Recently, unfortunately, pigs entered the fenced area protecting Caly and friends. In the short period these animals roamed within the fence, the damage done shows why keeping these invasive animals away from native forests is so important.
The pigs cleared and uprooted everything over a large steep area, also destabilizing the slopes above that harbor a wealth of native plants.
Caly herself was less than 2 feet away from this zone of destruction, possibly only saved by the fact it is on a steeper area compared to its surrounding.
In fact, some think that many native plants now considered to be cliff-dwelling species are simply remnant individuals that have survived the onslaught of invasive animals freely roaming their preferred habitat.
Pigs are known to seek and eat through the native hapu‘u tree ferns that dominate native Hawaiian forests. Around Caly, their thoroughness was impressive. Every single hapu‘u around Caly’s portion of the fenced area was destroyed.
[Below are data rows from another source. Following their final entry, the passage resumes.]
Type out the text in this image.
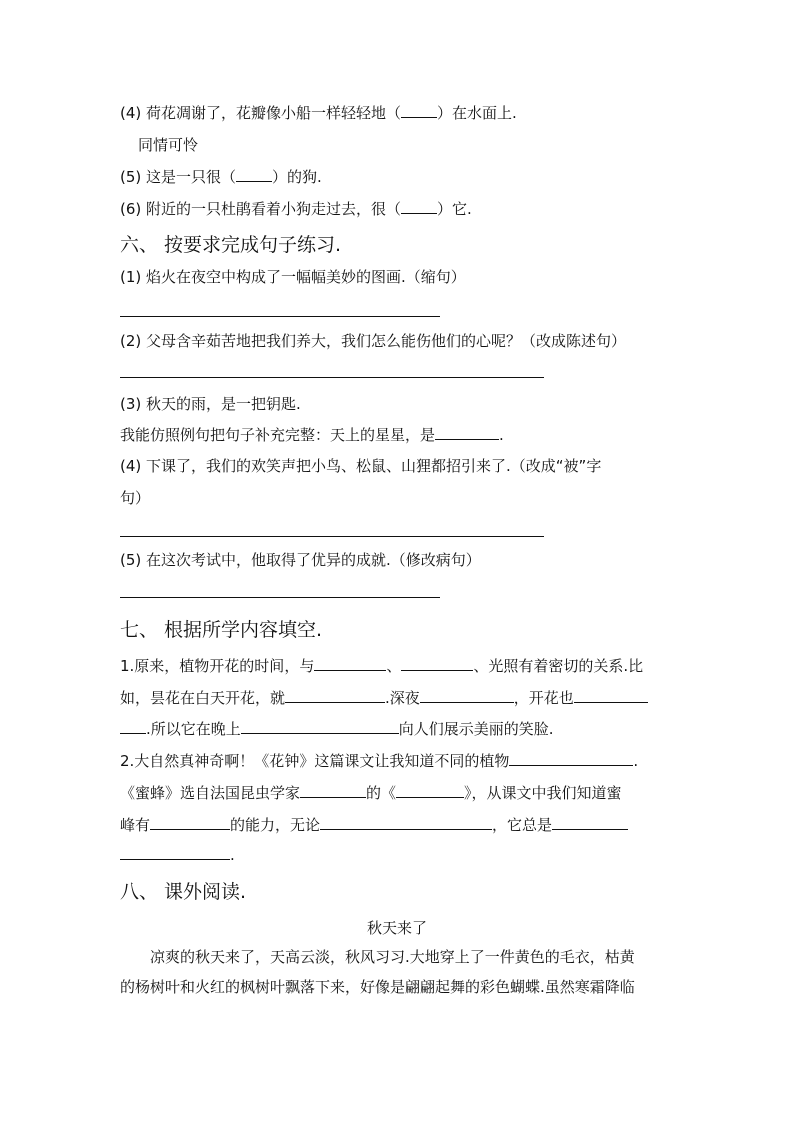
(4) 荷花凋谢了，花瓣像小船一样轻轻地（ ）在水面上.
同情可怜
(5) 这是一只很（ ）的狗.
(6) 附近的一只杜鹃看着小狗走过去，很（ ）它.
六、 按要求完成句子练习.
(1) 焰火在夜空中构成了一幅幅美妙的图画.（缩句）
(2) 父母含辛茹苦地把我们养大，我们怎么能伤他们的心呢？（改成陈述句）
(3) 秋天的雨，是一把钥匙.
我能仿照例句把句子补充完整：天上的星星，是	.
(4) 下课了，我们的欢笑声把小鸟、松鼠、山狸都招引来了.（改成“被”字
句）
(5) 在这次考试中，他取得了优异的成就.（修改病句）
七、 根据所学内容填空.
1.原来，植物开花的时间，与	、	、光照有着密切的关系.比
如，昙花在白天开花，就	.深夜	，开花也
.所以它在晚上	向人们展示美丽的笑脸.
2.大自然真神奇啊！《花钟》这篇课文让我知道不同的植物	.
《蜜蜂》选自法国昆虫学家	的《	》，从课文中我们知道蜜
峰有	的能力，无论	，它总是
.
八、 课外阅读.
秋天来了
凉爽的秋天来了，天高云淡，秋风习习.大地穿上了一件黄色的毛衣，枯黄
的杨树叶和火红的枫树叶飘落下来，好像是翩翩起舞的彩色蝴蝶.虽然寒霜降临
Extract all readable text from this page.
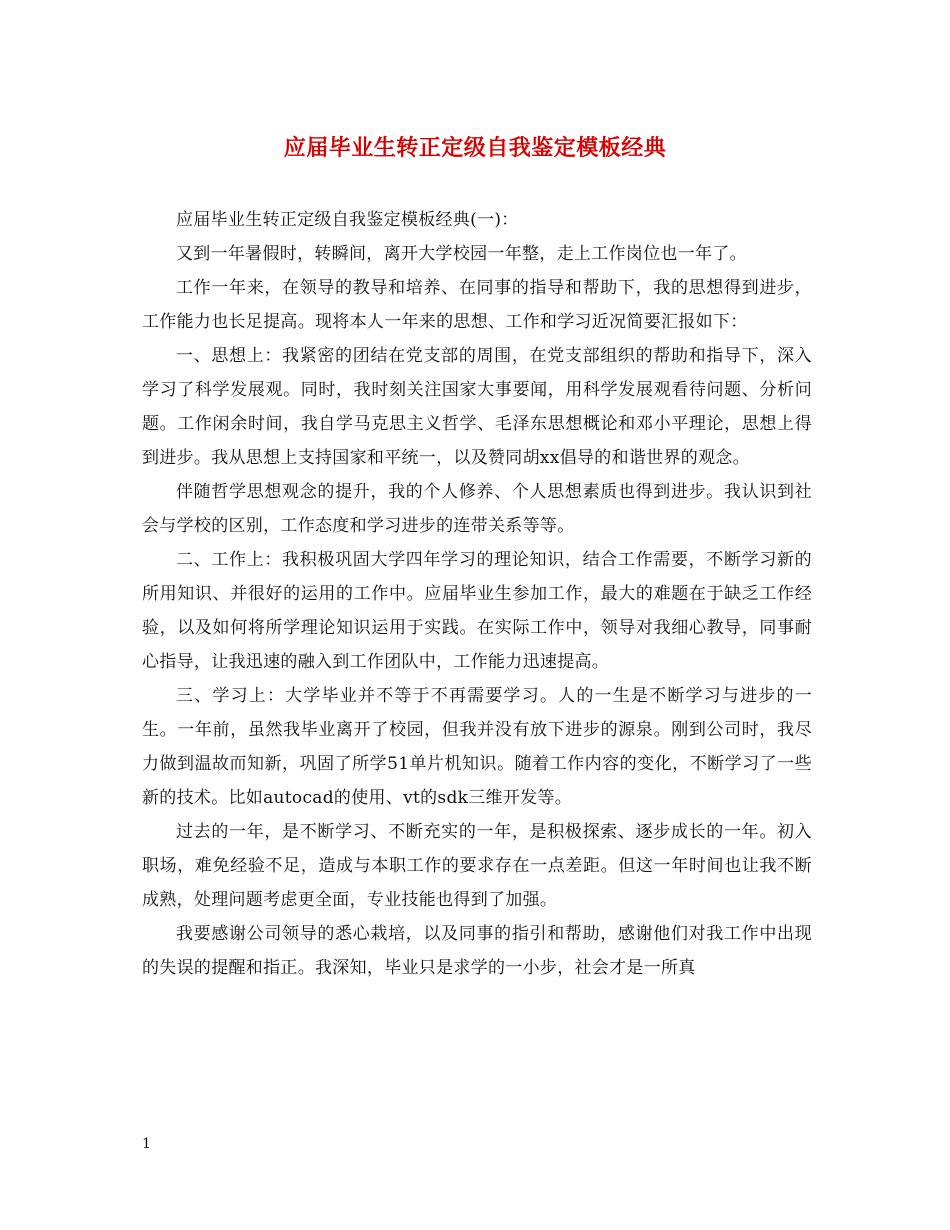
应届毕业生转正定级自我鉴定模板经典

应届毕业生转正定级自我鉴定模板经典(一)：

又到一年暑假时，转瞬间，离开大学校园一年整，走上工作岗位也一年了。

工作一年来，在领导的教导和培养、在同事的指导和帮助下，我的思想得到进步，工作能力也长足提高。现将本人一年来的思想、工作和学习近况简要汇报如下：

一、思想上：我紧密的团结在党支部的周围，在党支部组织的帮助和指导下，深入学习了科学发展观。同时，我时刻关注国家大事要闻，用科学发展观看待问题、分析问题。工作闲余时间，我自学马克思主义哲学、毛泽东思想概论和邓小平理论，思想上得到进步。我从思想上支持国家和平统一，以及赞同胡xx倡导的和谐世界的观念。

伴随哲学思想观念的提升，我的个人修养、个人思想素质也得到进步。我认识到社会与学校的区别，工作态度和学习进步的连带关系等等。

二、工作上：我积极巩固大学四年学习的理论知识，结合工作需要，不断学习新的所用知识、并很好的运用的工作中。应届毕业生参加工作，最大的难题在于缺乏工作经验，以及如何将所学理论知识运用于实践。在实际工作中，领导对我细心教导，同事耐心指导，让我迅速的融入到工作团队中，工作能力迅速提高。

三、学习上：大学毕业并不等于不再需要学习。人的一生是不断学习与进步的一生。一年前，虽然我毕业离开了校园，但我并没有放下进步的源泉。刚到公司时，我尽力做到温故而知新，巩固了所学51单片机知识。随着工作内容的变化，不断学习了一些新的技术。比如autocad的使用、vt的sdk三维开发等。

过去的一年，是不断学习、不断充实的一年，是积极探索、逐步成长的一年。初入职场，难免经验不足，造成与本职工作的要求存在一点差距。但这一年时间也让我不断成熟，处理问题考虑更全面，专业技能也得到了加强。

我要感谢公司领导的悉心栽培，以及同事的指引和帮助，感谢他们对我工作中出现的失误的提醒和指正。我深知，毕业只是求学的一小步，社会才是一所真

1
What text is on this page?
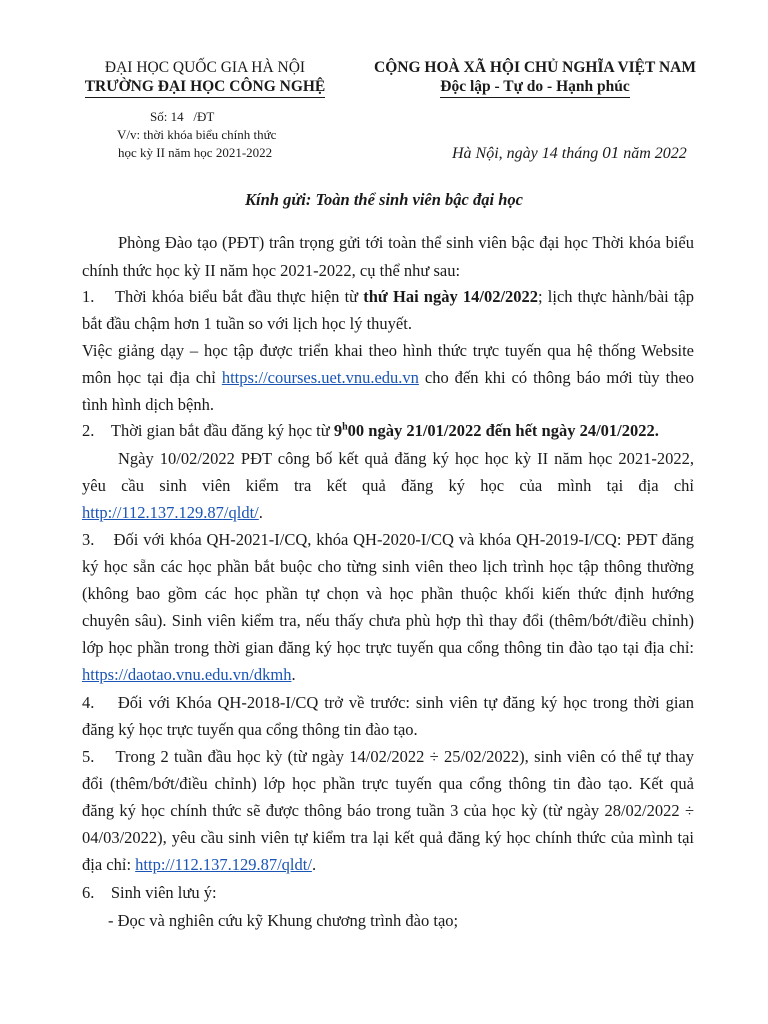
ĐẠI HỌC QUỐC GIA HÀ NỘI
TRƯỜNG ĐẠI HỌC CÔNG NGHỆ
Số: 14 /ĐT
V/v: thời khóa biểu chính thức
học kỳ II năm học 2021-2022
CỘNG HOÀ XÃ HỘI CHỦ NGHĨA VIỆT NAM
Độc lập - Tự do - Hạnh phúc
Hà Nội, ngày 14 tháng 01 năm 2022
Kính gửi: Toàn thể sinh viên bậc đại học
Phòng Đào tạo (PĐT) trân trọng gửi tới toàn thể sinh viên bậc đại học Thời khóa biểu chính thức học kỳ II năm học 2021-2022, cụ thể như sau:
1. Thời khóa biểu bắt đầu thực hiện từ thứ Hai ngày 14/02/2022; lịch thực hành/bài tập
bắt đầu chậm hơn 1 tuần so với lịch học lý thuyết.
Việc giảng dạy – học tập được triển khai theo hình thức trực tuyến qua hệ thống Website
môn học tại địa chỉ https://courses.uet.vnu.edu.vn cho đến khi có thông báo mới tùy theo
tình hình dịch bệnh.
2. Thời gian bắt đầu đăng ký học từ 9$^h$00 ngày 21/01/2022 đến hết ngày 24/01/2022.
Ngày 10/02/2022 PĐT công bố kết quả đăng ký học học kỳ II năm học 2021-2022,
yêu cầu sinh viên kiểm tra kết quả đăng ký học của mình tại địa chỉ
http://112.137.129.87/qldt/.
3. Đối với khóa QH-2021-I/CQ, khóa QH-2020-I/CQ và khóa QH-2019-I/CQ: PĐT đăng
ký học sẵn các học phần bắt buộc cho từng sinh viên theo lịch trình học tập thông thường
(không bao gồm các học phần tự chọn và học phần thuộc khối kiến thức định hướng
chuyên sâu). Sinh viên kiểm tra, nếu thấy chưa phù hợp thì thay đổi (thêm/bớt/điều chỉnh)
lớp học phần trong thời gian đăng ký học trực tuyến qua cổng thông tin đào tạo tại địa chỉ:
https://daotao.vnu.edu.vn/dkmh.
4. Đối với Khóa QH-2018-I/CQ trở về trước: sinh viên tự đăng ký học trong thời gian
đăng ký học trực tuyến qua cổng thông tin đào tạo.
5. Trong 2 tuần đầu học kỳ (từ ngày 14/02/2022 ÷ 25/02/2022), sinh viên có thể tự thay
đổi (thêm/bớt/điều chỉnh) lớp học phần trực tuyến qua cổng thông tin đào tạo. Kết quả
đăng ký học chính thức sẽ được thông báo trong tuần 3 của học kỳ (từ ngày 28/02/2022 ÷
04/03/2022), yêu cầu sinh viên tự kiểm tra lại kết quả đăng ký học chính thức của mình tại
địa chỉ: http://112.137.129.87/qldt/.
6. Sinh viên lưu ý:
- Đọc và nghiên cứu kỹ Khung chương trình đào tạo;
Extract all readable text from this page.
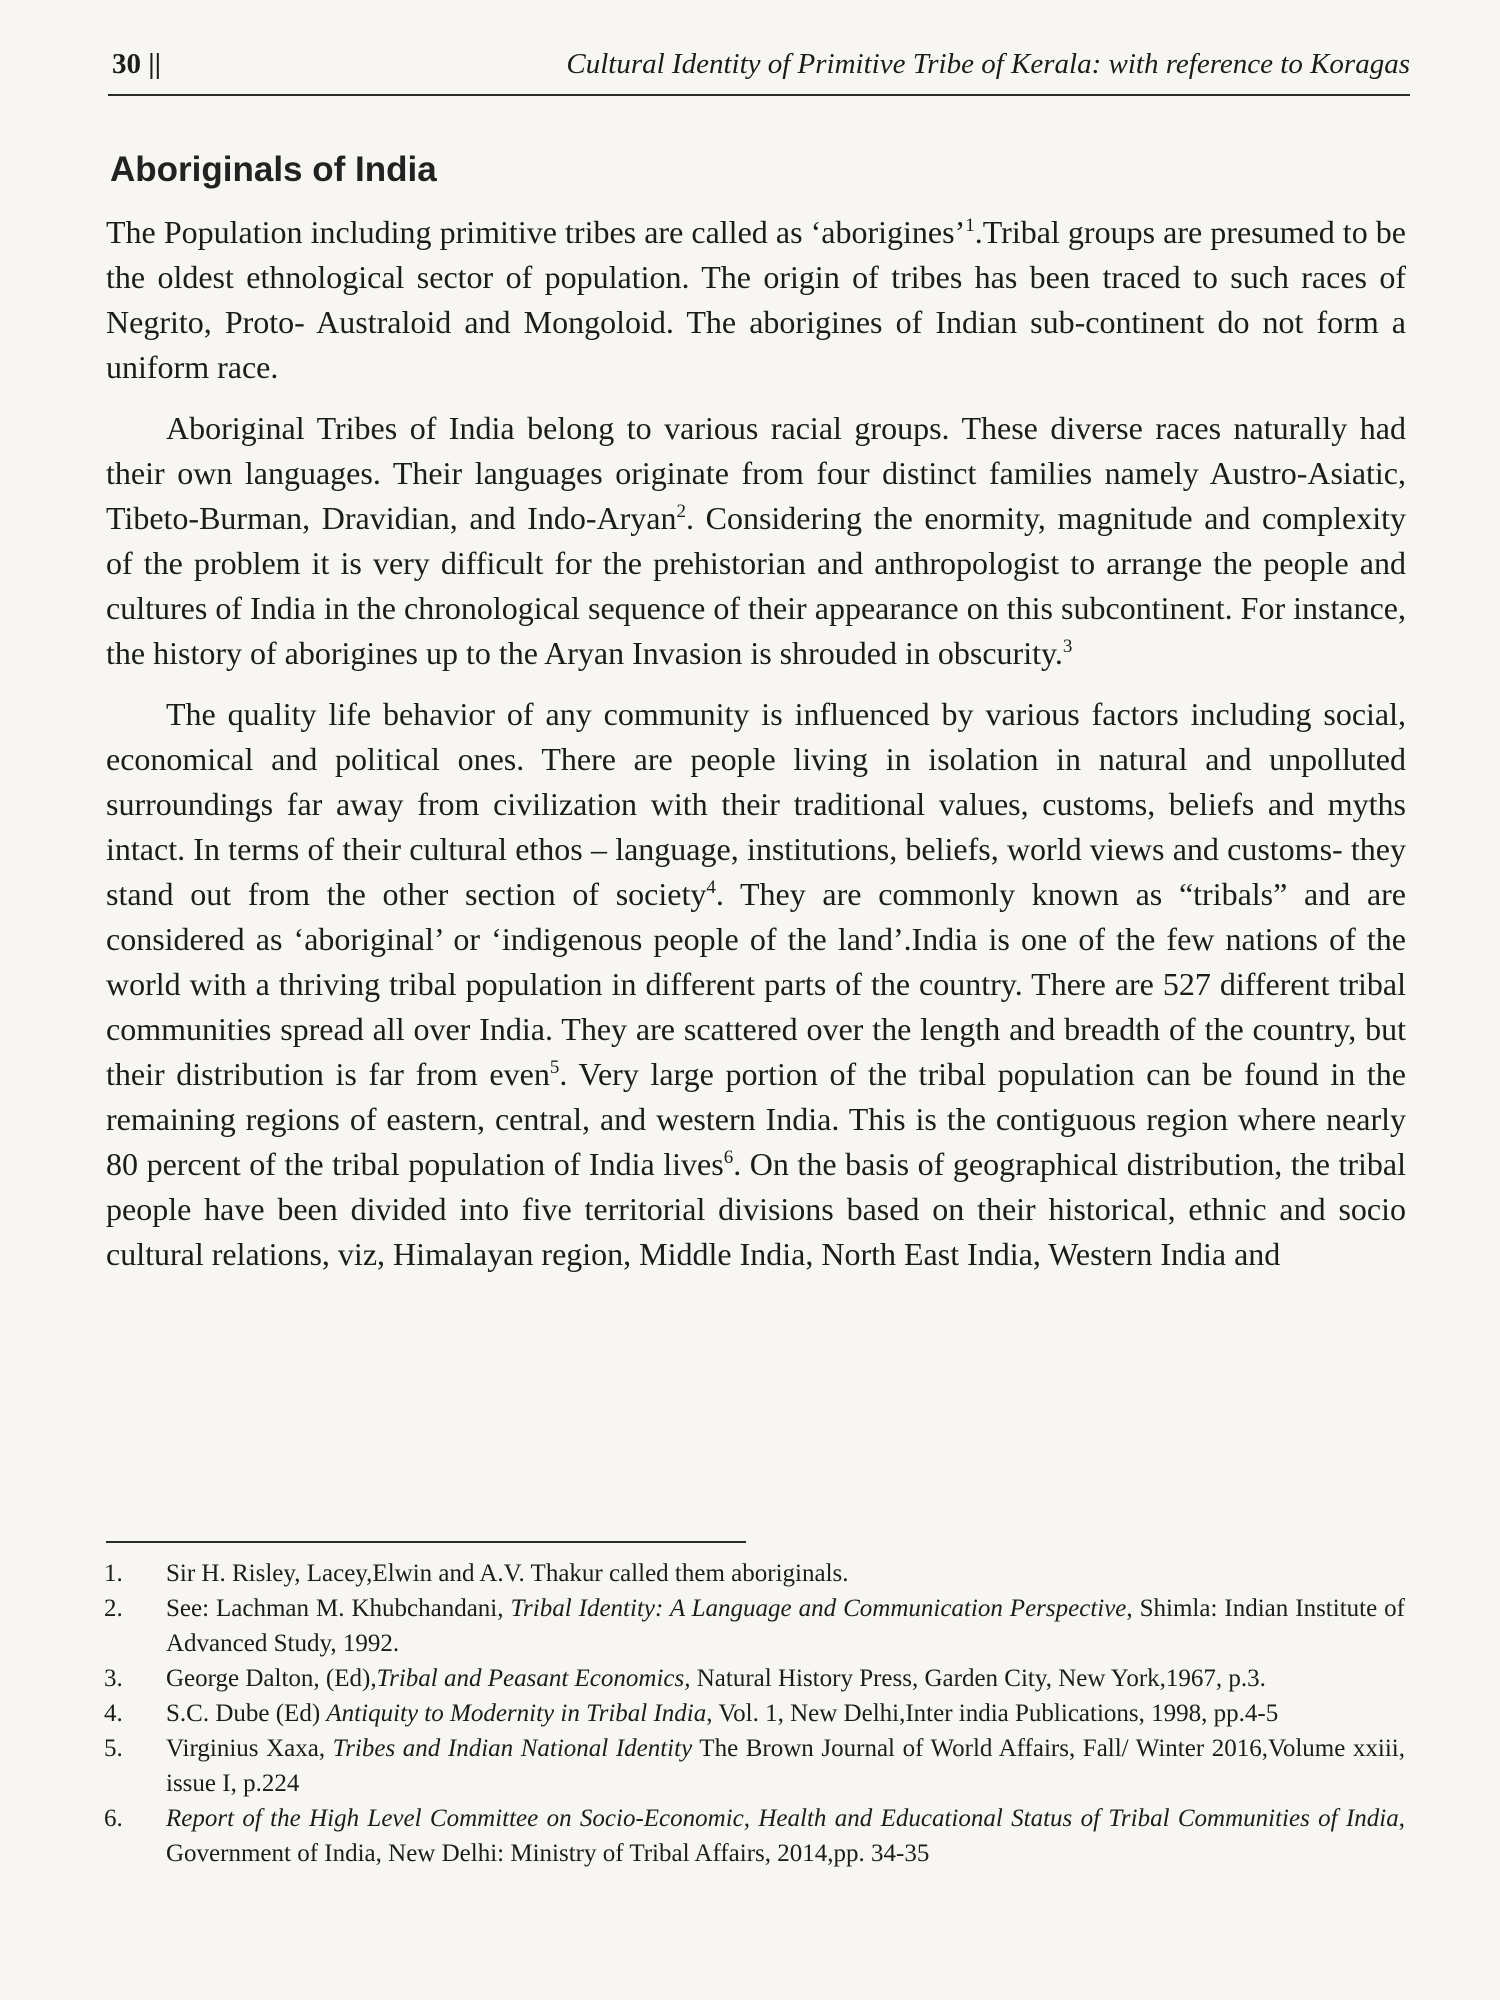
30 ||	Cultural Identity of Primitive Tribe of Kerala: with reference to Koragas
Aboriginals of India

The Population including primitive tribes are called as ‘aborigines’$^1$.Tribal groups are presumed to be the oldest ethnological sector of population. The origin of tribes has been traced to such races of Negrito, Proto- Australoid and Mongoloid. The aborigines of Indian sub-continent do not form a uniform race.

Aboriginal Tribes of India belong to various racial groups. These diverse races naturally had their own languages. Their languages originate from four distinct families namely Austro-Asiatic, Tibeto-Burman, Dravidian, and Indo-Aryan$^2$. Considering the enormity, magnitude and complexity of the problem it is very difficult for the prehistorian and anthropologist to arrange the people and cultures of India in the chronological sequence of their appearance on this subcontinent. For instance, the history of aborigines up to the Aryan Invasion is shrouded in obscurity.$^3$

The quality life behavior of any community is influenced by various factors including social, economical and political ones. There are people living in isolation in natural and unpolluted surroundings far away from civilization with their traditional values, customs, beliefs and myths intact. In terms of their cultural ethos – language, institutions, beliefs, world views and customs- they stand out from the other section of society$^4$. They are commonly known as “tribals” and are considered as ‘aboriginal’ or ‘indigenous people of the land’.India is one of the few nations of the world with a thriving tribal population in different parts of the country. There are 527 different tribal communities spread all over India. They are scattered over the length and breadth of the country, but their distribution is far from even$^5$. Very large portion of the tribal population can be found in the remaining regions of eastern, central, and western India. This is the contiguous region where nearly 80 percent of the tribal population of India lives$^6$. On the basis of geographical distribution, the tribal people have been divided into five territorial divisions based on their historical, ethnic and socio cultural relations, viz, Himalayan region, Middle India, North East India, Western India and

1.	Sir H. Risley, Lacey,Elwin and A.V. Thakur called them aboriginals.
2.	See: Lachman M. Khubchandani, Tribal Identity: A Language and Communication Perspective, Shimla: Indian Institute of Advanced Study, 1992.
3.	George Dalton, (Ed),Tribal and Peasant Economics, Natural History Press, Garden City, New York,1967, p.3.
4.	S.C. Dube (Ed) Antiquity to Modernity in Tribal India, Vol. 1, New Delhi,Inter india Publications, 1998, pp.4-5
5.	Virginius Xaxa, Tribes and Indian National Identity The Brown Journal of World Affairs, Fall/ Winter 2016,Volume xxiii, issue I, p.224
6.	Report of the High Level Committee on Socio-Economic, Health and Educational Status of Tribal Communities of India, Government of India, New Delhi: Ministry of Tribal Affairs, 2014,pp. 34-35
In some cases, the hollowed out hapu'u could be seen with small pools of water that form perfect sites for mosquitos to lay their eggs. Tragically, pools created by pigs are thought to be one way avian malaria transmitted by mosquitoes has been able to thrive and eliminate native forest birds from many forests.
Thankfully, the pigs have now been removed from Caly’s fenced area. Their complex ecological web of impacts is a reminder of why maintaining fences and controlling these invasive animals is critical to the survival of so many native forests and their inhabitants.